Elijah’s circumstances have become too much for him to bear in Chapter 19. Maybe you can relate? Is there a time in your life when the weight of the world was overpowering you? When you felt you could not go on? Maybe you are in one of those times right now. I’ve been there. There are times in our lives when hope seems to fade, the odds are stacked against us and going onward just seems irrelevant.
It is in these times that I find myself being drawn closer to God. It is the lowest of circumstances that force me to turn back to God for protection, guidance, hope ... anything I can grab ahold of in the storm. And often, it is a need for restoration brought on by me allowing life to slowly distance me from God when times are “good.”

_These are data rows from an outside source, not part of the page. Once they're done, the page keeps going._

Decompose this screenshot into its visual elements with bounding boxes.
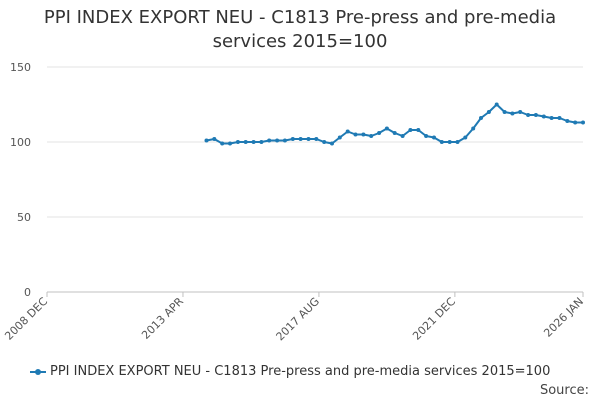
plot-area xyxy=(205,103,586,146)
y-axis: 0 50 100 150 xyxy=(10,61,31,299)
data-point xyxy=(244,140,248,144)
data-point xyxy=(212,137,216,141)
x-axis: 2008 DEC 2013 APR 2017 AUG 2021 DEC 2026 JAN xyxy=(2,292,586,343)
y-tick-label: 50 xyxy=(17,211,31,224)
data-point xyxy=(534,113,538,117)
data-point xyxy=(408,128,412,132)
data-point xyxy=(354,133,358,137)
data-point xyxy=(361,133,365,137)
data-point xyxy=(416,128,420,132)
data-point xyxy=(526,113,530,117)
data-point xyxy=(495,103,499,107)
data-point xyxy=(291,137,295,141)
x-tick-label: 2013 APR xyxy=(139,295,186,342)
data-point xyxy=(471,127,475,131)
x-tick-label: 2017 AUG xyxy=(274,295,323,344)
data-point xyxy=(346,130,350,134)
data-point xyxy=(448,140,452,144)
legend-swatch xyxy=(30,367,46,377)
source-label: Source: xyxy=(540,383,589,398)
data-point xyxy=(322,140,326,144)
data-point xyxy=(581,121,585,125)
data-point xyxy=(338,136,342,140)
data-point xyxy=(424,134,428,138)
data-point xyxy=(299,137,303,141)
data-point xyxy=(220,142,224,146)
data-point xyxy=(385,127,389,131)
data-point xyxy=(314,137,318,141)
data-point xyxy=(440,140,444,144)
data-point xyxy=(432,136,436,140)
data-point xyxy=(205,139,209,143)
y-tick-label: 150 xyxy=(10,61,31,74)
data-point xyxy=(401,134,405,138)
gridlines xyxy=(47,67,583,217)
legend[interactable]: PPI INDEX EXPORT NEU - C1813 Pre-press a… xyxy=(30,364,550,379)
data-point xyxy=(259,140,263,144)
data-point xyxy=(228,142,232,146)
legend-label: PPI INDEX EXPORT NEU - C1813 Pre-press a… xyxy=(50,364,550,379)
x-tick-label: 2021 DEC xyxy=(410,295,458,343)
data-point xyxy=(518,110,522,114)
data-point xyxy=(565,119,569,123)
data-point xyxy=(456,140,460,144)
data-point xyxy=(252,140,256,144)
data-point xyxy=(369,134,373,138)
data-point xyxy=(510,112,514,116)
data-point xyxy=(275,139,279,143)
series-line xyxy=(207,105,584,144)
data-point xyxy=(463,136,467,140)
data-point xyxy=(307,137,311,141)
data-point xyxy=(283,139,287,143)
y-tick-label: 0 xyxy=(24,286,31,299)
x-tick-label: 2026 JAN xyxy=(541,295,586,340)
data-point xyxy=(573,121,577,125)
data-point xyxy=(377,131,381,135)
data-point xyxy=(542,115,546,119)
data-point xyxy=(558,116,562,120)
y-tick-label: 100 xyxy=(10,136,31,149)
data-point xyxy=(479,116,483,120)
data-point xyxy=(393,131,397,135)
x-tick-label: 2008 DEC xyxy=(2,295,50,343)
data-point xyxy=(487,110,491,114)
data-point xyxy=(503,110,507,114)
data-point xyxy=(330,142,334,146)
data-point xyxy=(267,139,271,143)
data-point xyxy=(236,140,240,144)
data-point xyxy=(550,116,554,120)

Elijah is in that low point. The circumstances of his life have become too much to bear and, in his desperation, he asks God to take his life, he cannot go on any longer. God instead feeds him and sustains him and sends him on. Forty days later he reaches the mountain of God. It is here that the Lord will give Elijah a revelation.
When the Lord passes by, it tells us in verses 11 and 12 that there was wind that tore the mountains apart, then an earthquake, then even a fire, “but the Lord was not in the wind,” the earthquake or the fire. The Lord comes after these great and powerful events as only a gentle whisper.

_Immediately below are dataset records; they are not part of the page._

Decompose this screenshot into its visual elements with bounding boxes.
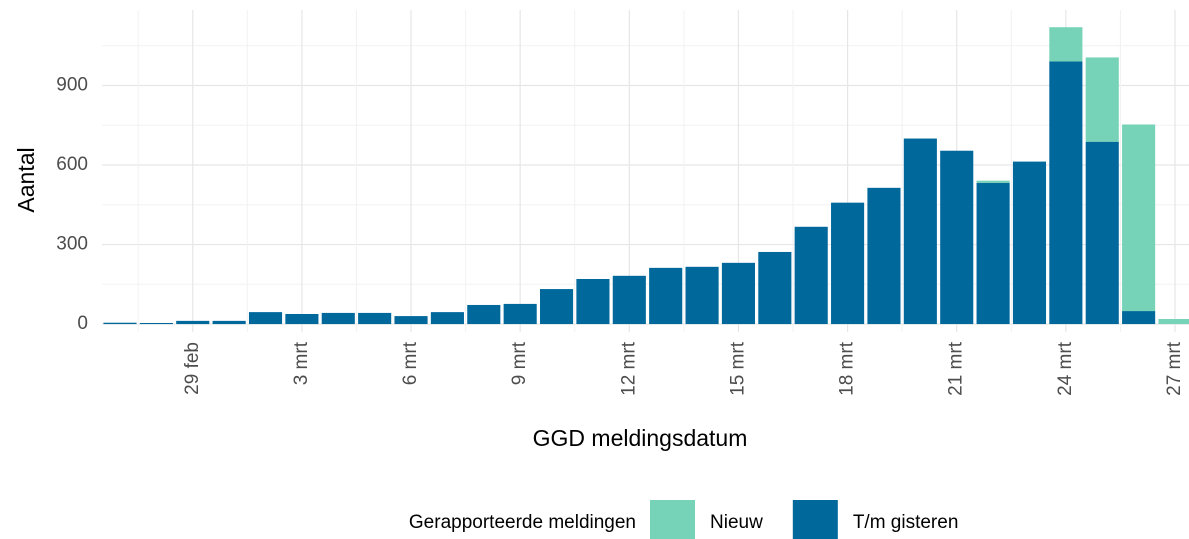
bar-segment <box>1085 141 1119 325</box>
x-tick-label: 24 mrt <box>1055 341 1076 396</box>
x-tick-label: 27 mrt <box>1164 341 1185 396</box>
y-tick-label: 900 <box>56 75 88 96</box>
y-tick-label: 0 <box>77 313 88 334</box>
bar-segment <box>539 289 574 325</box>
bar-segment <box>903 138 937 325</box>
bar-segment <box>612 275 646 325</box>
bar-segment <box>940 150 974 325</box>
bar-segment <box>976 182 1010 325</box>
bar-segment <box>721 262 756 325</box>
x-tick-label: 15 mrt <box>727 341 748 396</box>
x-tick-label: 3 mrt <box>291 341 312 385</box>
legend-title: Gerapporteerde meldingen <box>409 512 636 533</box>
bars <box>103 27 1189 325</box>
bar-segment <box>176 320 210 325</box>
bar-segment <box>831 202 865 325</box>
bar-segment <box>139 322 173 325</box>
bar-segment <box>248 312 283 325</box>
bar-segment <box>103 322 137 325</box>
bar-segment <box>394 316 428 325</box>
bar-segment <box>758 251 792 325</box>
x-tick-label: 12 mrt <box>618 341 639 396</box>
bar-segment <box>576 278 610 325</box>
bar-segment <box>1122 124 1156 312</box>
bar-segment <box>649 267 683 325</box>
legend-label: Nieuw <box>710 512 763 533</box>
y-tick-label: 600 <box>56 154 88 175</box>
bar-segment <box>976 180 1010 183</box>
bar-segment <box>1122 311 1156 325</box>
bar-segment <box>430 312 464 325</box>
x-tick-label: 6 mrt <box>400 341 421 385</box>
bar-segment <box>1158 319 1189 325</box>
bar-segment <box>212 320 246 325</box>
bar-segment <box>358 312 392 325</box>
x-tick-label: 29 feb <box>182 342 203 395</box>
x-tick-label: 21 mrt <box>946 341 967 396</box>
bar-segment <box>503 303 537 325</box>
y-axis-label: Aantal <box>13 147 39 212</box>
bar-segment <box>285 313 319 325</box>
legend-swatch <box>792 500 838 539</box>
y-tick-label: 300 <box>56 234 88 255</box>
bar-segment <box>794 226 828 325</box>
bar-segment <box>685 266 719 325</box>
bar-segment <box>321 312 355 325</box>
x-tick-label: 18 mrt <box>837 341 858 396</box>
bar-segment <box>1049 27 1083 62</box>
bar-segment <box>1012 161 1047 325</box>
bar-segment <box>1085 57 1119 142</box>
bar-segment <box>867 187 901 325</box>
x-axis-label: GGD meldingsdatum <box>533 425 748 451</box>
bar-segment <box>1049 61 1083 325</box>
bar-segment <box>467 304 501 325</box>
legend-label: T/m gisteren <box>853 512 959 533</box>
legend-swatch <box>650 500 695 539</box>
x-tick-label: 9 mrt <box>509 341 530 385</box>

We look for God in the powerful but must remember that the same God who brings fire from heaven in Chapter 18 can also come in the least powerful way, as only a whisper. Elijah comes away with a renewed spirit, ready to go on despite his circumstances (the same ones that brought him to requesting death) being unchanged.
What are you doing here? In your current circumstance, how did you get here?
Our all-powerful God can come as a whisper. Are we listening?